Games and Puzzles, Cost and Price
June 29, 2021 scythe probability learning balance price cost playtesting design
Last week, I wrote about how the “cost of probability” could balloon into a much more complicated question than, “what is the probability the conditions for this event are fulfilled?” The true cost of differential probability between different events in a game has to take into account any number of comparatives, including cost of acquisition, cost of maintenance, duration of play, and situational risk-reward scenarios. (Economists everywhere are laughing; the economy is a game; most of us are losing very badly.) When you design a game, you need to make sure not only that your mechanics and components are “priced” for their value individually (which you should also do!) but for their value relative to every other mechanic and component in the same game. The more complex the game, the more complex the “pricing.”

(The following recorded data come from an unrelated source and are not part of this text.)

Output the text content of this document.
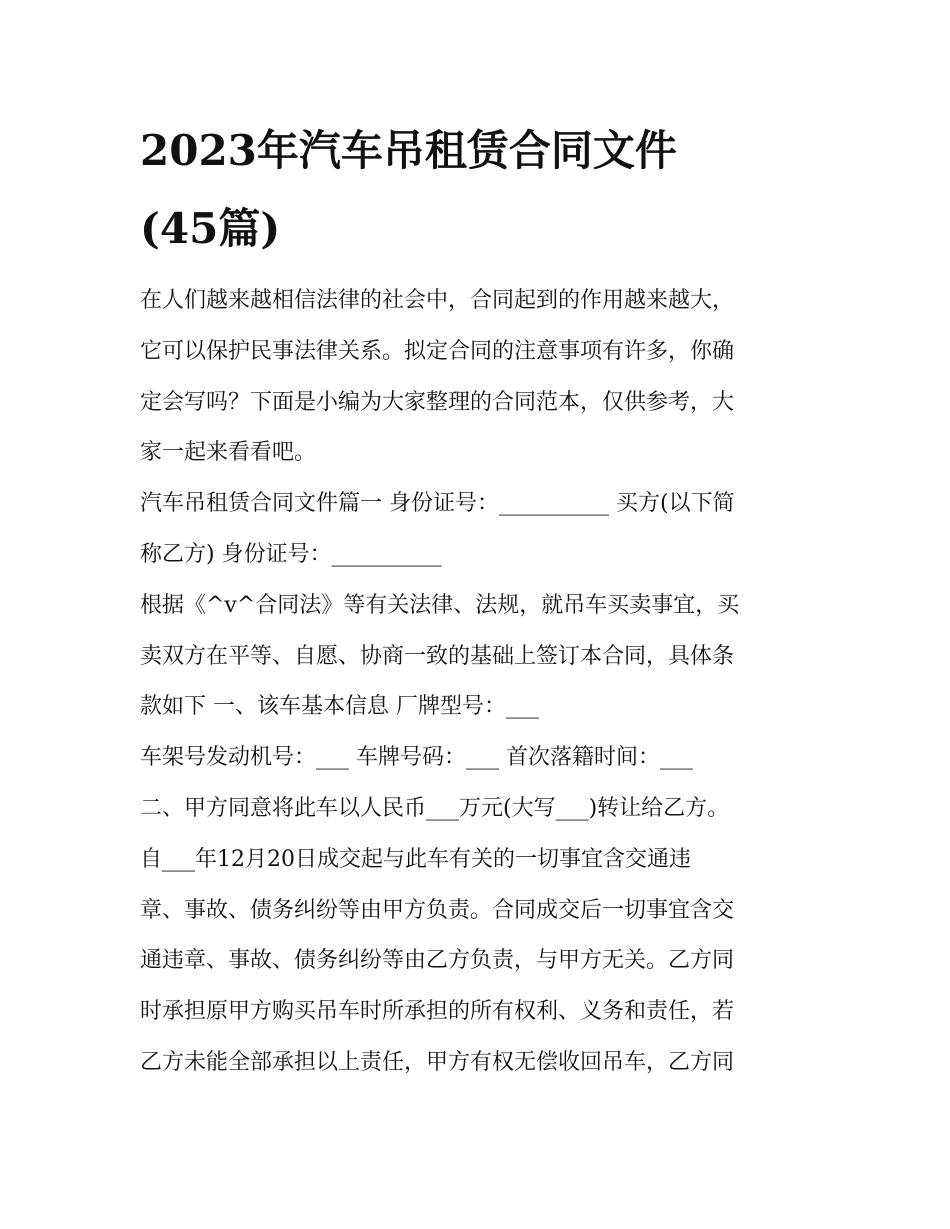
2023年汽车吊租赁合同文件
(45篇)
在人们越来越相信法律的社会中，合同起到的作用越来越大，
它可以保护民事法律关系。拟定合同的注意事项有许多，你确
定会写吗？下面是小编为大家整理的合同范本，仅供参考，大
家一起来看看吧。
汽车吊租赁合同文件篇一 身份证号：__________ 买方(以下简
称乙方) 身份证号：__________
根据《^v^合同法》等有关法律、法规，就吊车买卖事宜，买
卖双方在平等、自愿、协商一致的基础上签订本合同，具体条
款如下 一、该车基本信息 厂牌型号：___
车架号发动机号：___ 车牌号码：___ 首次落籍时间：___
二、甲方同意将此车以人民币___万元(大写___)转让给乙方。
自___年12月20日成交起与此车有关的一切事宜含交通违
章、事故、债务纠纷等由甲方负责。合同成交后一切事宜含交
通违章、事故、债务纠纷等由乙方负责，与甲方无关。乙方同
时承担原甲方购买吊车时所承担的所有权利、义务和责任，若
乙方未能全部承担以上责任，甲方有权无偿收回吊车，乙方同
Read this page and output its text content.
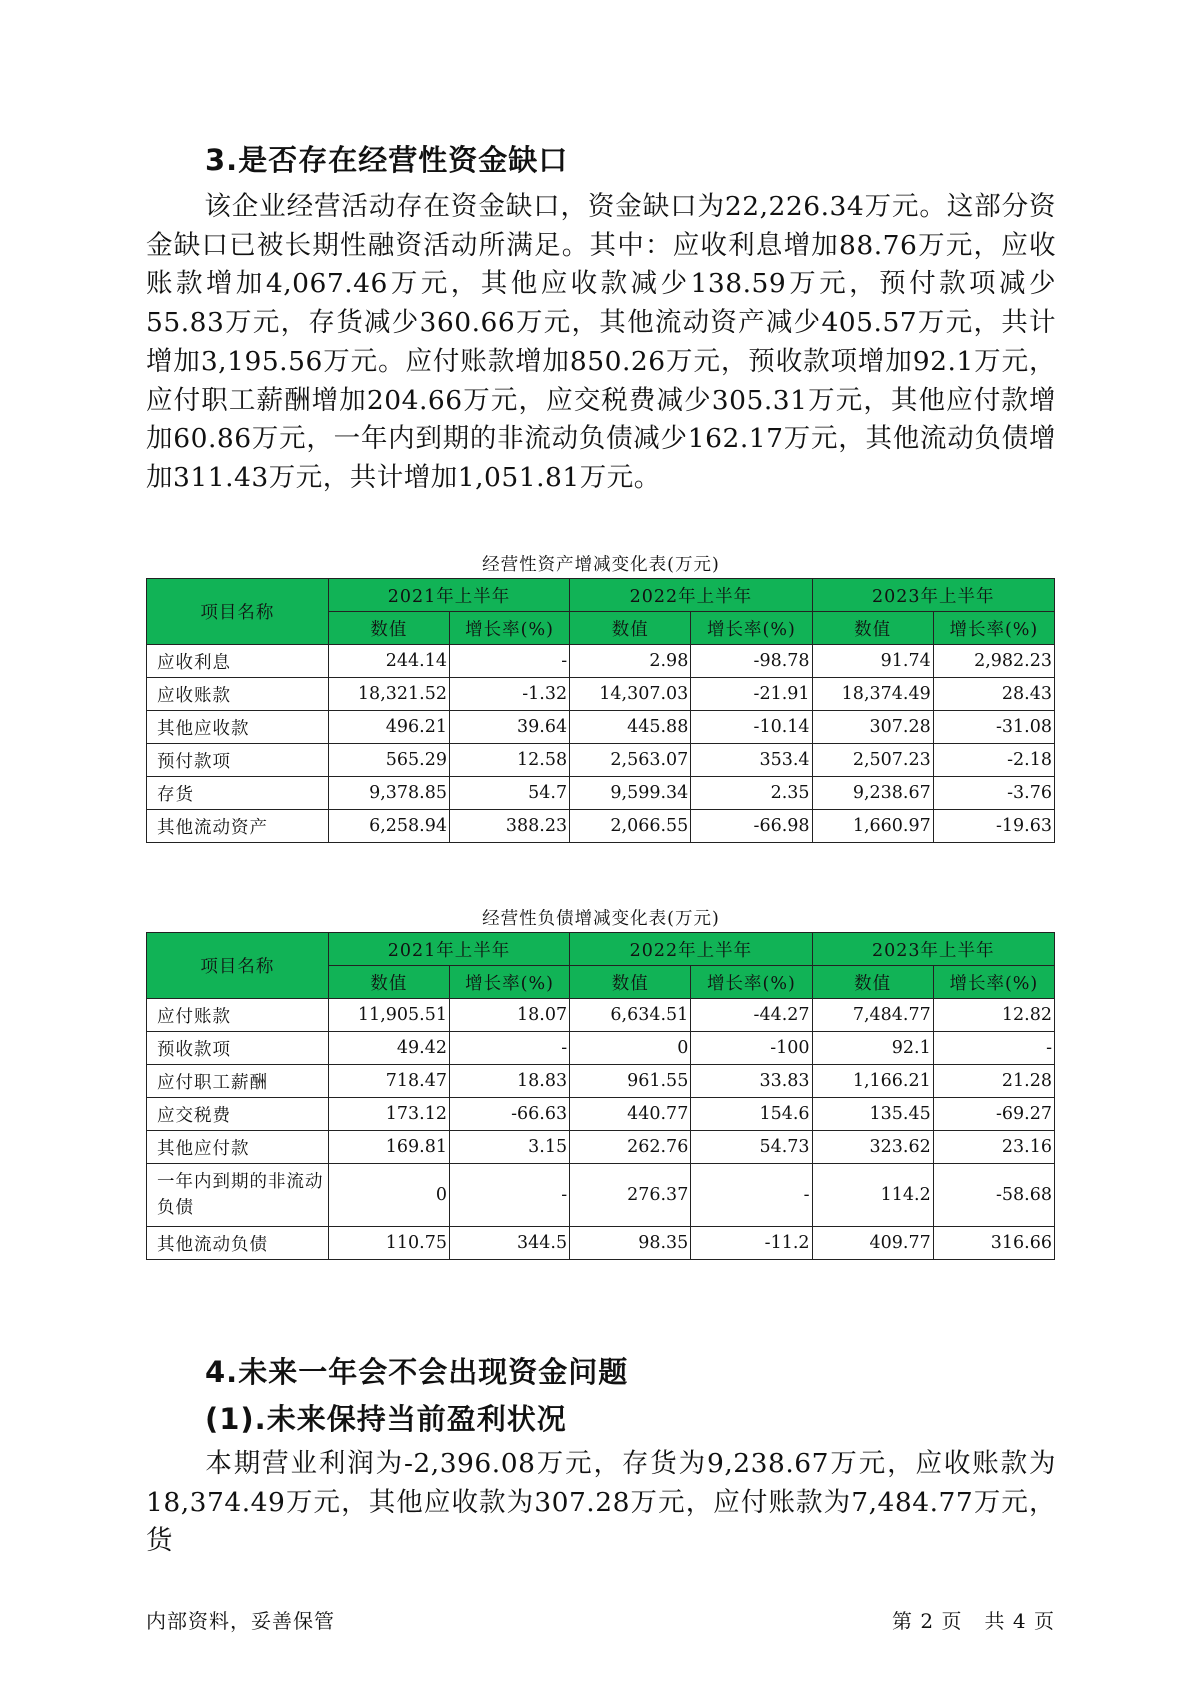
3.是否存在经营性资金缺口

该企业经营活动存在资金缺口，资金缺口为22,226.34万元。这部分资金缺口已被长期性融资活动所满足。其中：应收利息增加88.76万元，应收账款增加4,067.46万元，其他应收款减少138.59万元，预付款项减少55.83万元，存货减少360.66万元，其他流动资产减少405.57万元，共计增加3,195.56万元。应付账款增加850.26万元，预收款项增加92.1万元，应付职工薪酬增加204.66万元，应交税费减少305.31万元，其他应付款增加60.86万元，一年内到期的非流动负债减少162.17万元，其他流动负债增加311.43万元，共计增加1,051.81万元。

经营性资产增减变化表(万元)
项目名称	2021年上半年		2022年上半年		2023年上半年	
	数值	增长率(%)	数值	增长率(%)	数值	增长率(%)
应收利息	244.14	-	2.98	-98.78	91.74	2,982.23
应收账款	18,321.52	-1.32	14,307.03	-21.91	18,374.49	28.43
其他应收款	496.21	39.64	445.88	-10.14	307.28	-31.08
预付款项	565.29	12.58	2,563.07	353.4	2,507.23	-2.18
存货	9,378.85	54.7	9,599.34	2.35	9,238.67	-3.76
其他流动资产	6,258.94	388.23	2,066.55	-66.98	1,660.97	-19.63
经营性负债增减变化表(万元)
项目名称	2021年上半年		2022年上半年		2023年上半年	
	数值	增长率(%)	数值	增长率(%)	数值	增长率(%)
应付账款	11,905.51	18.07	6,634.51	-44.27	7,484.77	12.82
预收款项	49.42	-	0	-100	92.1	-
应付职工薪酬	718.47	18.83	961.55	33.83	1,166.21	21.28
应交税费	173.12	-66.63	440.77	154.6	135.45	-69.27
其他应付款	169.81	3.15	262.76	54.73	323.62	23.16
一年内到期的非流动负债	0	-	276.37	-	114.2	-58.68
其他流动负债	110.75	344.5	98.35	-11.2	409.77	316.66
4.未来一年会不会出现资金问题
(1).未来保持当前盈利状况

本期营业利润为-2,396.08万元，存货为9,238.67万元，应收账款为18,374.49万元，其他应收款为307.28万元，应付账款为7,484.77万元，货

内部资料，妥善保管	第 2 页   共 4 页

I like to think of board games as having an implied, built-in agreement of sorts between the designer and the players: if a mechanic is in the game, if it is possible to do a thing at a cost, then the thing at that cost will be somehow commensurate in price and value to all of the other things you could do at their costs. This is not to say every action should always be equally effective toward victory: if you trade every card you are dealt in 7 Wonders for cash, the whole game long, you are very unlikely to win! But cards themselves are priced according to multiple interlocking strategies: if you could guarantee 8 points every turn on the cheap, using this one weird trick – that wouldn’t be great for 7 Wonders, the game.
So, when I buy from an array in a deckbuilder, or when I select from an array of paths in a roll and write, or when I consider a bevy of classes and gear in an TTRPG, I assume that these components have been designed to behave in ways commensurate to the aims of their respective game. If one class is strictly better than the other classes, if one card is infamously underpriced for its utility, if one mode of proceeding always wins – well, I would say what you have on your hands is less a game and more a puzzle.

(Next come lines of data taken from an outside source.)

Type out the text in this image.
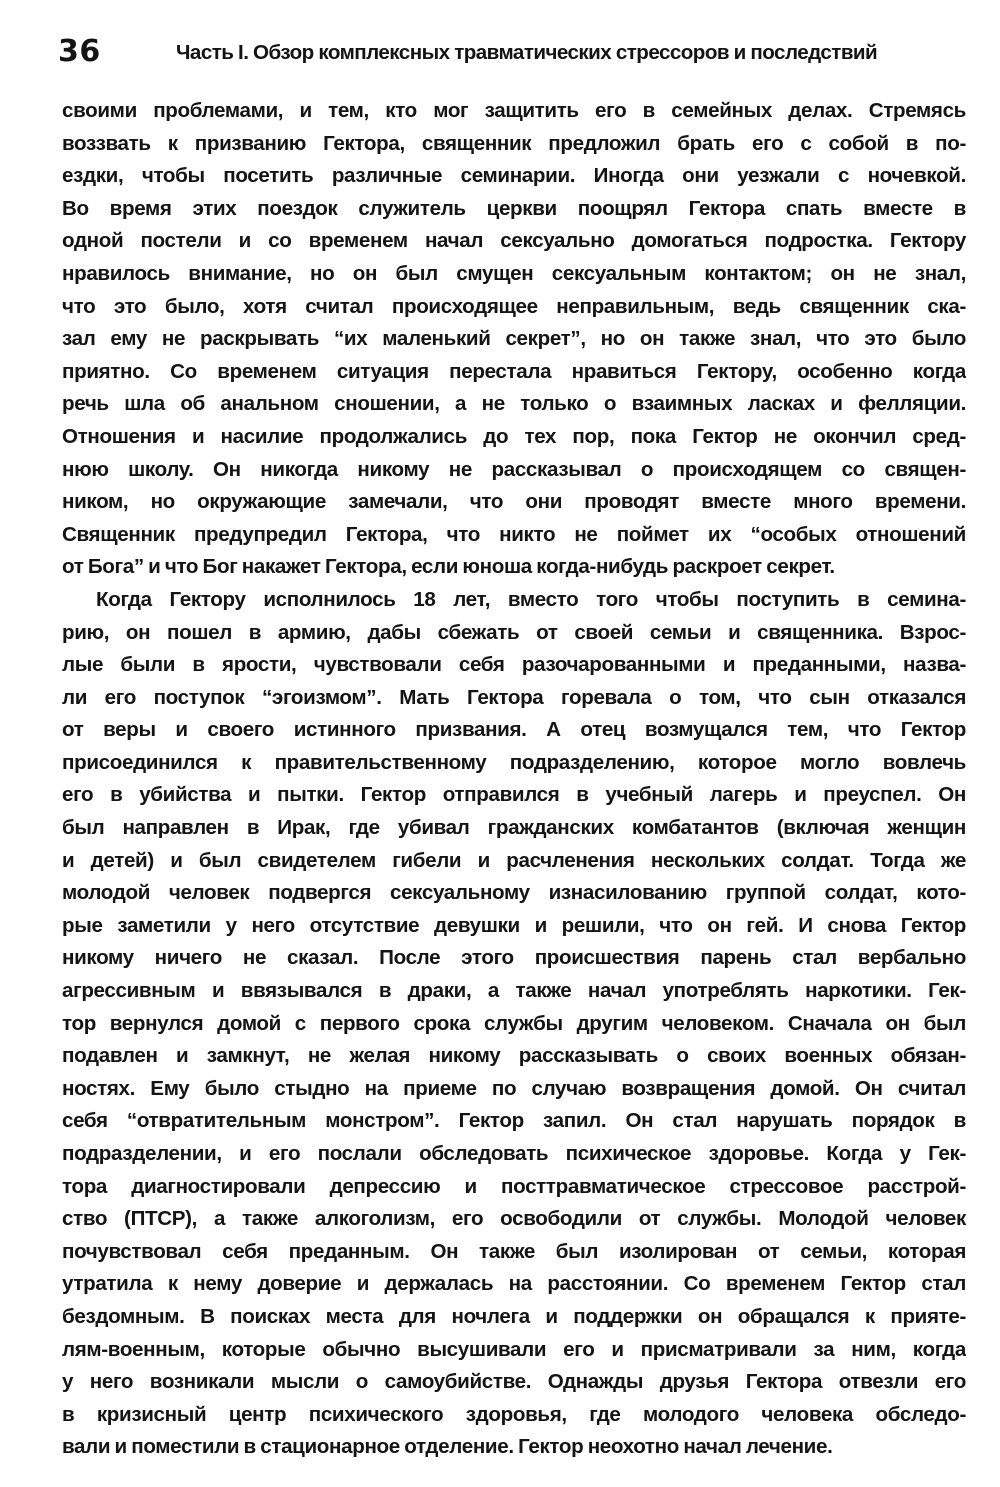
36	Часть I. Обзор комплексных травматических стрессоров и последствий

своими проблемами, и тем, кто мог защитить его в семейных делах. Стремясь
воззвать к призванию Гектора, священник предложил брать его с собой в по-
ездки, чтобы посетить различные семинарии. Иногда они уезжали с ночевкой.
Во время этих поездок служитель церкви поощрял Гектора спать вместе в
одной постели и со временем начал сексуально домогаться подростка. Гектору
нравилось внимание, но он был смущен сексуальным контактом; он не знал,
что это было, хотя считал происходящее неправильным, ведь священник ска-
зал ему не раскрывать “их маленький секрет”, но он также знал, что это было
приятно. Со временем ситуация перестала нравиться Гектору, особенно когда
речь шла об анальном сношении, а не только о взаимных ласках и фелляции.
Отношения и насилие продолжались до тех пор, пока Гектор не окончил сред-
нюю школу. Он никогда никому не рассказывал о происходящем со священ-
ником, но окружающие замечали, что они проводят вместе много времени.
Священник предупредил Гектора, что никто не поймет их “особых отношений
от Бога” и что Бог накажет Гектора, если юноша когда-нибудь раскроет секрет.

Когда Гектору исполнилось 18 лет, вместо того чтобы поступить в семина-
рию, он пошел в армию, дабы сбежать от своей семьи и священника. Взрос-
лые были в ярости, чувствовали себя разочарованными и преданными, назва-
ли его поступок “эгоизмом”. Мать Гектора горевала о том, что сын отказался
от веры и своего истинного призвания. А отец возмущался тем, что Гектор
присоединился к правительственному подразделению, которое могло вовлечь
его в убийства и пытки. Гектор отправился в учебный лагерь и преуспел. Он
был направлен в Ирак, где убивал гражданских комбатантов (включая женщин
и детей) и был свидетелем гибели и расчленения нескольких солдат. Тогда же
молодой человек подвергся сексуальному изнасилованию группой солдат, кото-
рые заметили у него отсутствие девушки и решили, что он гей. И снова Гектор
никому ничего не сказал. После этого происшествия парень стал вербально
агрессивным и ввязывался в драки, а также начал употреблять наркотики. Гек-
тор вернулся домой с первого срока службы другим человеком. Сначала он был
подавлен и замкнут, не желая никому рассказывать о своих военных обязан-
ностях. Ему было стыдно на приеме по случаю возвращения домой. Он считал
себя “отвратительным монстром”. Гектор запил. Он стал нарушать порядок в
подразделении, и его послали обследовать психическое здоровье. Когда у Гек-
тора диагностировали депрессию и посттравматическое стрессовое расстрой-
ство (ПТСР), а также алкоголизм, его освободили от службы. Молодой человек
почувствовал себя преданным. Он также был изолирован от семьи, которая
утратила к нему доверие и держалась на расстоянии. Со временем Гектор стал
бездомным. В поисках места для ночлега и поддержки он обращался к прияте-
лям-военным, которые обычно высушивали его и присматривали за ним, когда
у него возникали мысли о самоубийстве. Однажды друзья Гектора отвезли его
в кризисный центр психического здоровья, где молодого человека обследо-
вали и поместили в стационарное отделение. Гектор неохотно начал лечение.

Don’t misunderstand! I like puzzles! But I do not enjoy pretending that puzzles are games, or that games are puzzles. You can make games out of puzzles; but if you are making puzzles out of games, in my opinion, something has gone wrong. Puzzles are intended to have solutions – games, notsomuch.
To be a little unfair, for a moment, to a designer who I deeply admire – think of the Rusviet/Industrial and Crimea/Patriotic problem in Scythe. The existence of these “banned” combinations raises ten thousand little flags, for me. Apart from the practical and rhetorical difficulties involved in explaining to a new player (as of game two, I guess?) why they can’t pursue this awesome strategy they might see forming, the existence of these combinations suggest that something went haywire in the design process, that the pricing of factions and their player mats needed to be considered more carefully in view of the other combinations in the game. Did it need more spreadsheets? Did it need more playtests? How do you plan ahead for this sort of thing?
Scythe is a beautiful game with an intense meta and exceptional expansions. I still enjoy playing it, and I lose as often as you’d expect. (Sam is stupid good at Scythe, Lauren won’t play with us anymore.) The game has also been, in some sense, “solved” – and not in a Deep-Blue-esque, the-human-mind-cannot-hold-such-bounty-in-conscious-observation sort of way, but in a if-you-draw-this-pair-memorize-this-pattern-of-four-actions-and-repeat sort of way. The “banned factions” are not only broken, they fundamentally change the kind of thing that Scythe can be: their existence makes a puzzle out of a game.
(As I understand, in tournament play, similar problems are solved by literally pricing out faction/mat combinations: a certain number of combinations are placed in front of players, who then bid on them, auction style, until each player has a combination. I like this solution very much as a starkly literal application of value-theory.)
Of course, some games have puzzles and are still amazing. More on the topic next week, as I mount my passionate defense of C H E S S. But in general, I’d say that games can be priced effectively and puzzles can’t – and in fact, if you have something that can be priced strategically, it’s most likely a game, and if it can’t, it’s most likely a puzzle. Does that seem right to you?